Confidences félines

De mémoire de chat, jamais un virus n'avait contraint à se confiner aussi longtemps.

 

Patou le chat lové sur le canapé (photo J.L. Deysson)

Nous venons de traverser depuis deux mois une période assez troublante : le confinement dû au coronavirus. Bien des choses ont changé qui nous obligent à rester enfermés chez nous. Je vis avec un couple d'humains ou plutôt je les héberge dans une maison située dans un quartier résidentiel de Bordeaux Caudéran. Je suis ce que les humains appellent un chat, affublé d'un nom ridicule, Patou, que m'avait donné une voisine, depuis lors disparue. Je suis noir, yeux verts, avec un léger handicap à la hanche, séquelle d'un ancien accident. 

 

Rituels

Depuis le 17 mars 2020, presque deux mois se sont écoulés, et mes maîtres sont constamment là, tout le temps. Pas un moment de répit, quand l'un sort, l'autre reste. Une heure par jour, ils partent faire une balade. Ils s'autorisent à sortir, ils l'attestent, culture de l'équivoque ! Avec leurs masques sur leurs visages, ils me font peur, je ne les reconnais pas. Leurs habitudes ont changé. Ils achètent leur pain tous les deux jours. Le soir entre 19 h et 20 h, ils s'installent dans le canapé pour écouter religieusement la conférence de presse du professeur Salomon, directeur général de la santé. Instant quasi biblique ! Les chiffres tombent : contaminés, nombre de lits, décès, guéris, en réanimation... Juste après pourvu qu'ils pensent à mes croquettes. Le temps est comme suspendu. Mon goût pour l'ordre et la régularité est comblé. Les rituels sont renforcés.

À la radio comme à la télévision, tous les jours la même rengaine : pandémie, confinement, masque, test, virus, barrières, amendes...

Je profite de cette torpeur pour me lover sur leurs genoux et engranger quelques-unes de mes seize heures de sommeil quotidien. On ne voit plus grand monde de l'extérieur, peu ou pas de visites. Les enfants ? Aux abonnés absents ! Quelquefois, ils apparaissent sur les écrans des téléphones, des tablettes ou de l'ordinateur... J'ai horreur de cela, mes maîtres me poursuivent avec la caméra web cam pour leur donner de mes nouvelles ! Je les trouve plus attentionnés, plus à l'écoute, un peu envahissants, protecteurs voire infantilisants surtout le soir lorsqu'ils me demandent de rentrer.
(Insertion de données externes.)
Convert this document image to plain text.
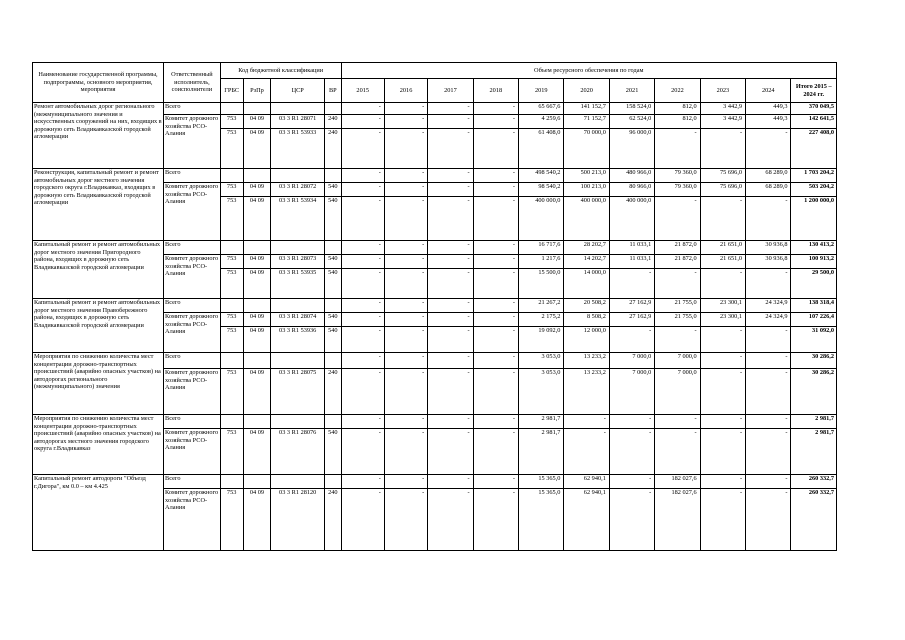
Наименование государственной программы, подпрограммы, основного мероприятия, мероприятия	Ответственный исполнитель, соисполнители	Код бюджетной классификации				Объем ресурсного обеспечения по годам										
		ГРБС	РзПр	ЦСР	ВР	2015	2016	2017	2018	2019	2020	2021	2022	2023	2024	Итого 2015 – 2024 гг.
Ремонт автомобильных дорог регионального (межмуниципального значения и искусственных сооружений на них, входящих в дорожную сеть Владикавказской городской агломерации	Всего					-	-	-	-	65 667,6	141 152,7	158 524,0	812,0	3 442,9	449,3	370 049,5
	Комитет дорожного хозяйства РСО-Алания	753	04 09	03 3 R1 28071	240	-	-	-	-	4 259,6	71 152,7	62 524,0	812,0	3 442,9	449,3	142 641,5
		753	04 09	03 3 R1 53933	240	-	-	-	-	61 408,0	70 000,0	96 000,0	-	-	-	227 408,0
Реконструкция, капитальный ремонт и ремонт автомобильных дорог местного значения городского округа г.Владикавказ, входящих в дорожную сеть Владикавказской городской агломерации	Всего					-	-	-	-	498 540,2	500 213,0	480 966,0	79 360,0	75 696,0	68 289,0	1 703 204,2
	Комитет дорожного хозяйства РСО-Алания	753	04 09	03 3 R1 28072	540	-	-	-	-	98 540,2	100 213,0	80 966,0	79 360,0	75 696,0	68 289,0	503 204,2
		753	04 09	03 3 R1 53934	540	-	-	-	-	400 000,0	400 000,0	400 000,0	-	-	-	1 200 000,0
Капитальный ремонт и ремонт автомобильных дорог местного значения Пригородного района, входящих в дорожную сеть Владикавказской городской агломерации	Всего					-	-	-	-	16 717,6	28 202,7	11 033,1	21 872,0	21 651,0	30 936,8	130 413,2
	Комитет дорожного хозяйства РСО-Алания	753	04 09	03 3 R1 28073	540	-	-	-	-	1 217,6	14 202,7	11 033,1	21 872,0	21 651,0	30 936,8	100 913,2
		753	04 09	03 3 R1 53935	540	-	-	-	-	15 500,0	14 000,0	-	-	-	-	29 500,0
Капитальный ремонт и ремонт автомобильных дорог местного значения Правобережного района, входящих в дорожную сеть Владикавказской городской агломерации	Всего					-	-	-	-	21 267,2	20 508,2	27 162,9	21 755,0	23 300,1	24 324,9	138 318,4
	Комитет дорожного хозяйства РСО-Алания	753	04 09	03 3 R1 28074	540	-	-	-	-	2 175,2	8 508,2	27 162,9	21 755,0	23 300,1	24 324,9	107 226,4
		753	04 09	03 3 R1 53936	540	-	-	-	-	19 092,0	12 000,0	-	-	-	-	31 092,0
Мероприятия по снижению количества мест концентрации дорожно-транспортных происшествий (аварийно опасных участков) на автодорогах регионального (межмуниципального) значения	Всего					-	-	-	-	3 053,0	13 233,2	7 000,0	7 000,0	-	-	30 286,2
	Комитет дорожного хозяйства РСО-Алания	753	04 09	03 3 R1 28075	240	-	-	-	-	3 053,0	13 233,2	7 000,0	7 000,0	-	-	30 286,2
Мероприятия по снижению количества мест концентрации дорожно-транспортных происшествий (аварийно опасных участков) на автодорогах местного значения городского округа г.Владикавказ	Всего					-	-	-	-	2 981,7	-	-	-	-	-	2 981,7
	Комитет дорожного хозяйства РСО-Алания	753	04 09	03 3 R1 28076	540	-	-	-	-	2 981,7	-	-	-	-	-	2 981,7
Капитальный ремонт автодороги "Объезд г.Дигора", км 0.0 – км 4.425	Всего					-	-	-	-	15 365,0	62 940,1	-	182 027,6	-	-	260 332,7
	Комитет дорожного хозяйства РСО-Алания	753	04 09	03 3 R1 28120	240	-	-	-	-	15 365,0	62 940,1	-	182 027,6	-	-	260 332,7
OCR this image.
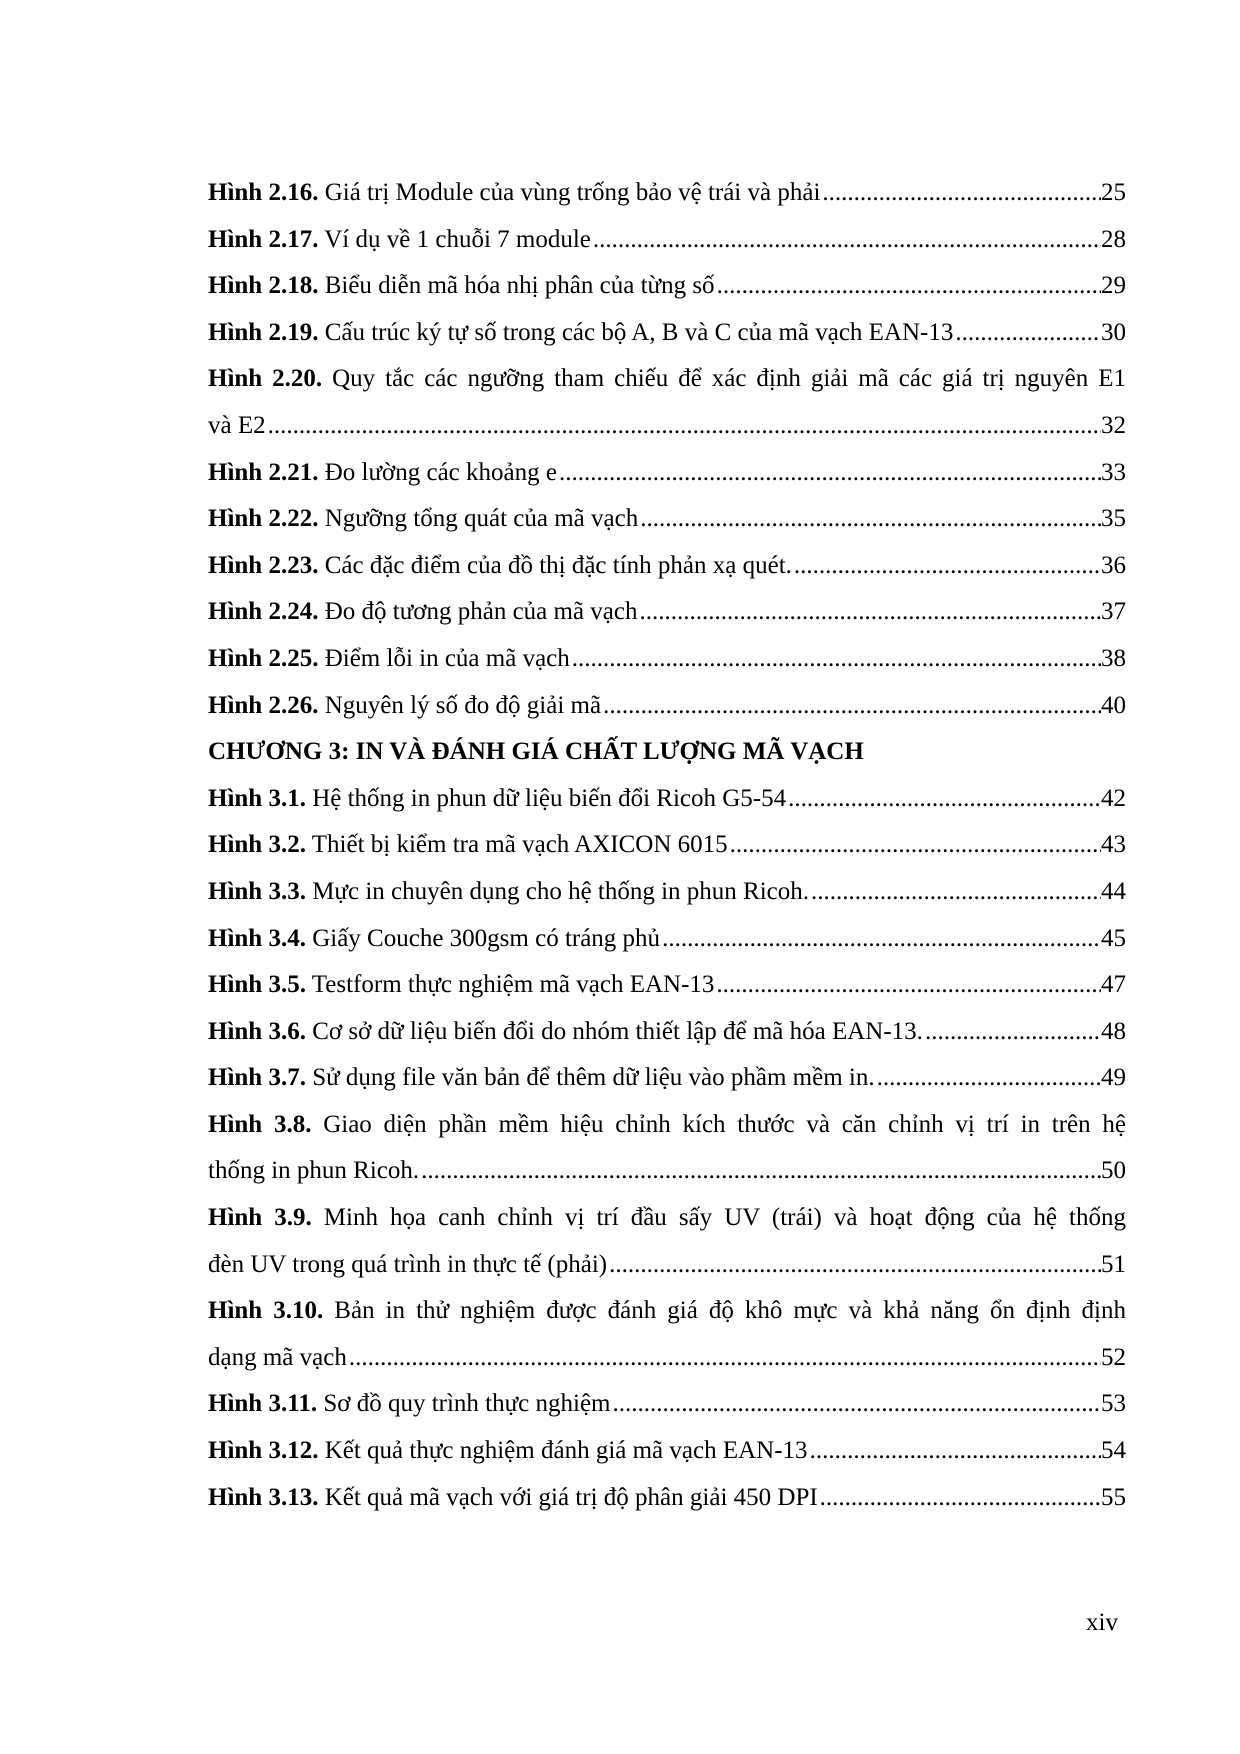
Hình 2.16. Giá trị Module của vùng trống bảo vệ trái và phải .....	25
Hình 2.17. Ví dụ về 1 chuỗi 7 module .....	28
Hình 2.18. Biểu diễn mã hóa nhị phân của từng số .....	29
Hình 2.19. Cấu trúc ký tự số trong các bộ A, B và C của mã vạch EAN-13 .....	30
Hình 2.20. Quy tắc các ngưỡng tham chiếu để xác định giải mã các giá trị nguyên E1
và E2 .....	32
Hình 2.21. Đo lường các khoảng e .....	33
Hình 2.22. Ngưỡng tổng quát của mã vạch .....	35
Hình 2.23. Các đặc điểm của đồ thị đặc tính phản xạ quét. .....	36
Hình 2.24. Đo độ tương phản của mã vạch .....	37
Hình 2.25. Điểm lỗi in của mã vạch .....	38
Hình 2.26. Nguyên lý số đo độ giải mã .....	40
CHƯƠNG 3: IN VÀ ĐÁNH GIÁ CHẤT LƯỢNG MÃ VẠCH
Hình 3.1. Hệ thống in phun dữ liệu biến đổi Ricoh G5-54 .....	42
Hình 3.2. Thiết bị kiểm tra mã vạch AXICON 6015 .....	43
Hình 3.3. Mực in chuyên dụng cho hệ thống in phun Ricoh. .....	44
Hình 3.4. Giấy Couche 300gsm có tráng phủ .....	45
Hình 3.5. Testform thực nghiệm mã vạch EAN-13 .....	47
Hình 3.6. Cơ sở dữ liệu biến đổi do nhóm thiết lập để mã hóa EAN-13. .....	48
Hình 3.7. Sử dụng file văn bản để thêm dữ liệu vào phầm mềm in. .....	49
Hình 3.8. Giao diện phần mềm hiệu chỉnh kích thước và căn chỉnh vị trí in trên hệ
thống in phun Ricoh. .....	50
Hình 3.9. Minh họa canh chỉnh vị trí đầu sấy UV (trái) và hoạt động của hệ thống
đèn UV trong quá trình in thực tế (phải) .....	51
Hình 3.10. Bản in thử nghiệm được đánh giá độ khô mực và khả năng ổn định định
dạng mã vạch .....	52
Hình 3.11. Sơ đồ quy trình thực nghiệm .....	53
Hình 3.12. Kết quả thực nghiệm đánh giá mã vạch EAN-13 .....	54
Hình 3.13. Kết quả mã vạch với giá trị độ phân giải 450 DPI .....	55
xiv
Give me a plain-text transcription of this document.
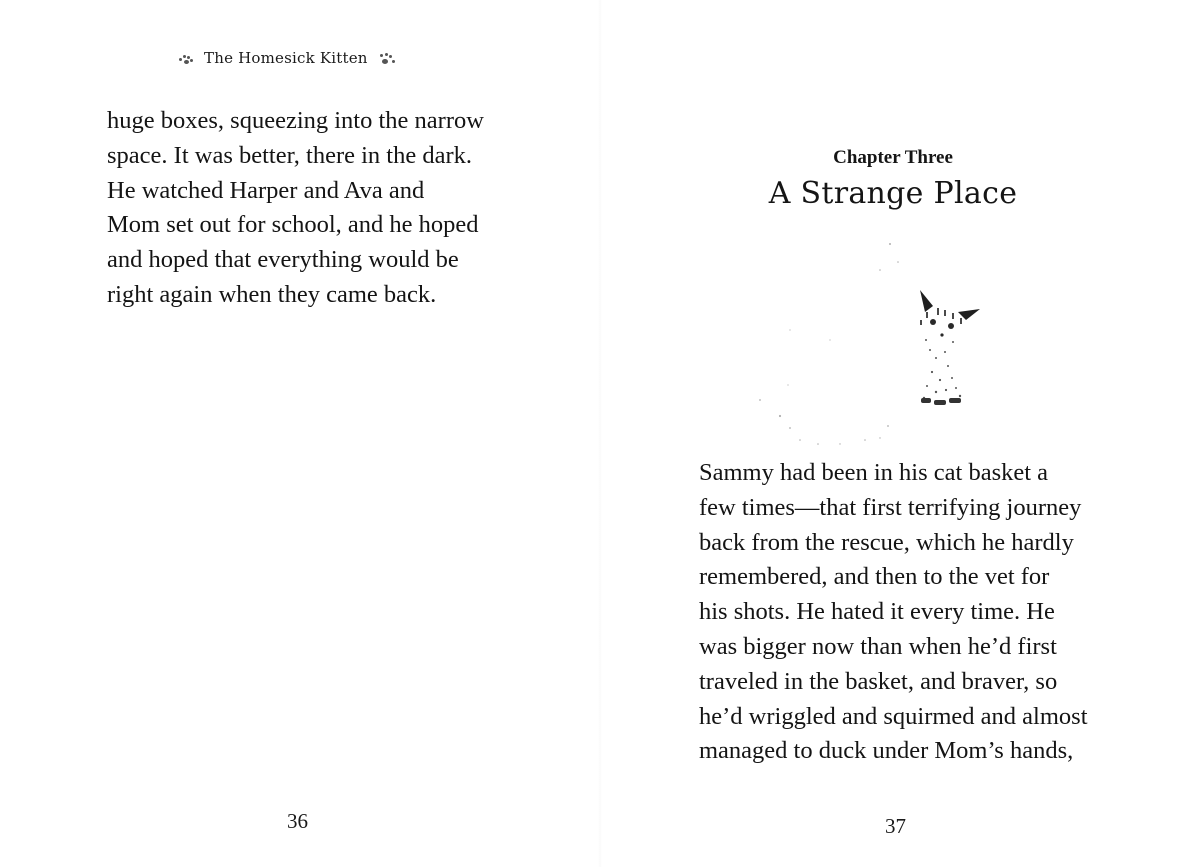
The Homesick Kitten
huge boxes, squeezing into the narrow
space. It was better, there in the dark.
He watched Harper and Ava and
Mom set out for school, and he hoped
and hoped that everything would be
right again when they came back.
36
Chapter Three
A Strange Place
Sammy had been in his cat basket a
few times—that first terrifying journey
back from the rescue, which he hardly
remembered, and then to the vet for
his shots. He hated it every time. He
was bigger now than when he’d first
traveled in the basket, and braver, so
he’d wriggled and squirmed and almost
managed to duck under Mom’s hands,
37
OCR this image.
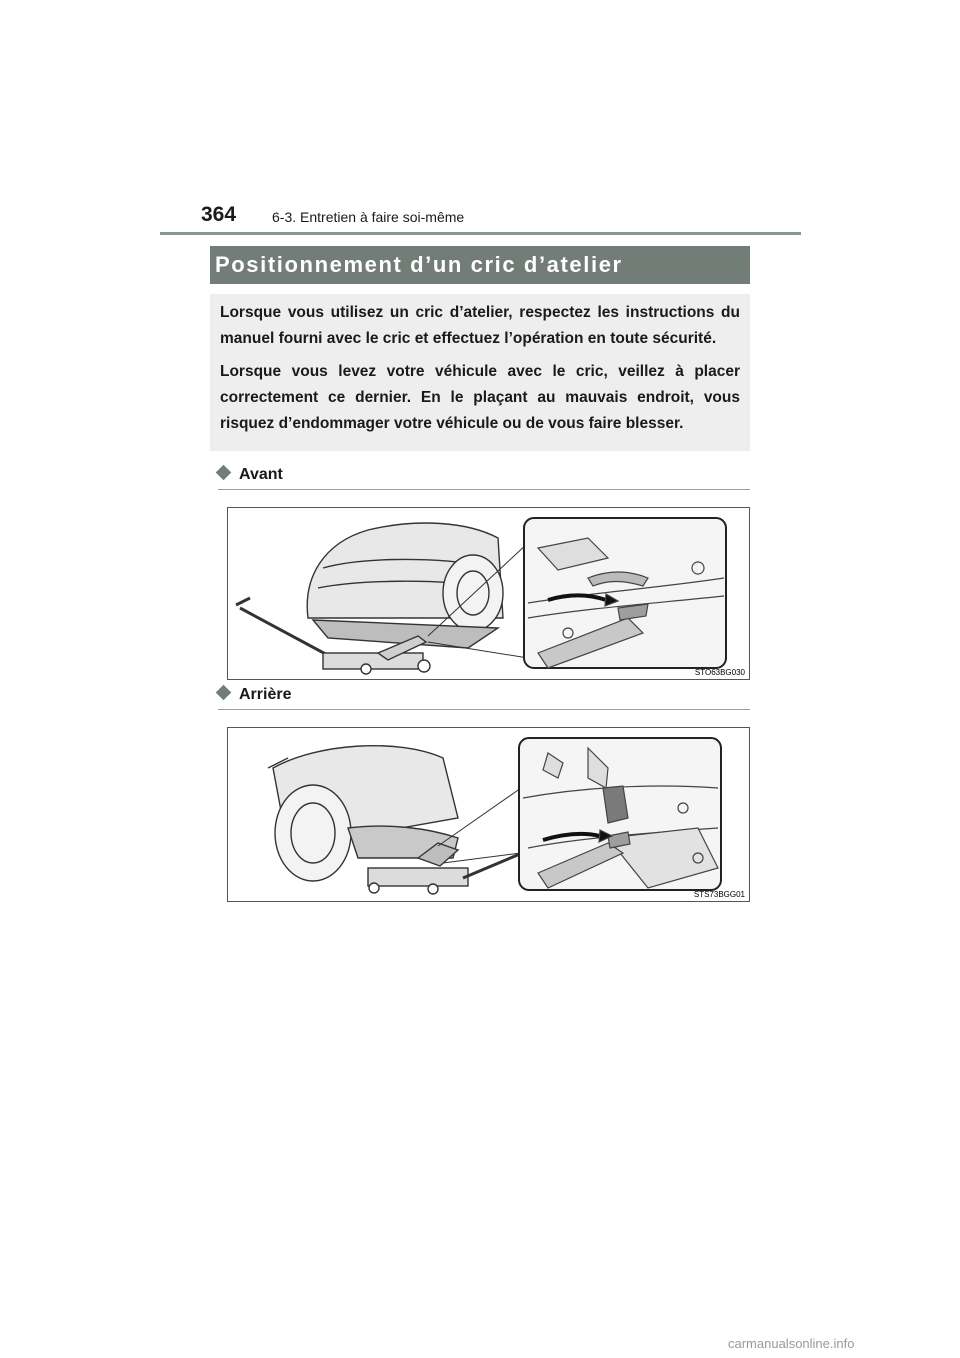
364	6-3. Entretien à faire soi-même
Positionnement d’un cric d’atelier

Lorsque vous utilisez un cric d’atelier, respectez les instructions du manuel fourni avec le cric et effectuez l’opération en toute sécurité.

Lorsque vous levez votre véhicule avec le cric, veillez à placer correctement ce dernier. En le plaçant au mauvais endroit, vous risquez d’endommager votre véhicule ou de vous faire blesser.

Avant
STO63BG030
Arrière
STS73BGG01
carmanualsonline.info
Tous les vendredis à 10 h, mon maître s'enferme dans son bureau. Combien sont-ils dans cette pièce ? Je les entends échanger, rire, tous ces prénoms qui se mélangent. Ça parle d'articles de journal, d'édition, de contenu, de L'Observatoire... Puis vers midi, il ressort, seul, satisfait, à vendredi prochain.

 

Curiosité

Heureusement, il y a le jardin que je partage avec Tim, un chat noir et blanc qui a trouvé refuge sous la véranda de mes humains. Les pelouses, tondues plus que de raison, fournissent insectes et vermisseaux à foison. Je me promène nonchalamment, en pistant les merles et les mésanges qui, profitant de la trêve, prennent leur aise. Avec Tim, nous jouons à chat, nous allons explorer les jardins avoisinants, un peu trop envahis par les enfants, et le soir, assis devant le portail, nous admirons le petit bois. Celui-ci a pris les couleurs du printemps, les herbes folles foisonnent. Les résidences derrière le bois s'effacent peu à peu, 

masquées par la végétation luxuriante des arbres. C'est le moment des promenades des chiens et de leurs maîtres, seuls ou en couples. 

La tentation est forte de franchir le portail et d'aller explorer le bois de l'autre côté de la rue. Le trafic de voitures est quasi nul, le danger inexistant. La raison est plus forte, nous faisons demi-tour.

Pas besoin de nous confiner, même porteurs du virus, nous ne pouvons pas le transmettre.

C'est nous qui sommes en danger dans cette grande proximité des humains. Nous occupons tous les espaces, nous ne renonçons pas aux câlins et caresses. Nous pouvons transgresser les distanciations sociales, éviter les gestes barrières, nous priver du gel hydro alcoolique et du lavage de nos pattes, ne pas porter de masques. Nous avançons libres à la différence de nos amis les chiens, sans laisse, ni collier.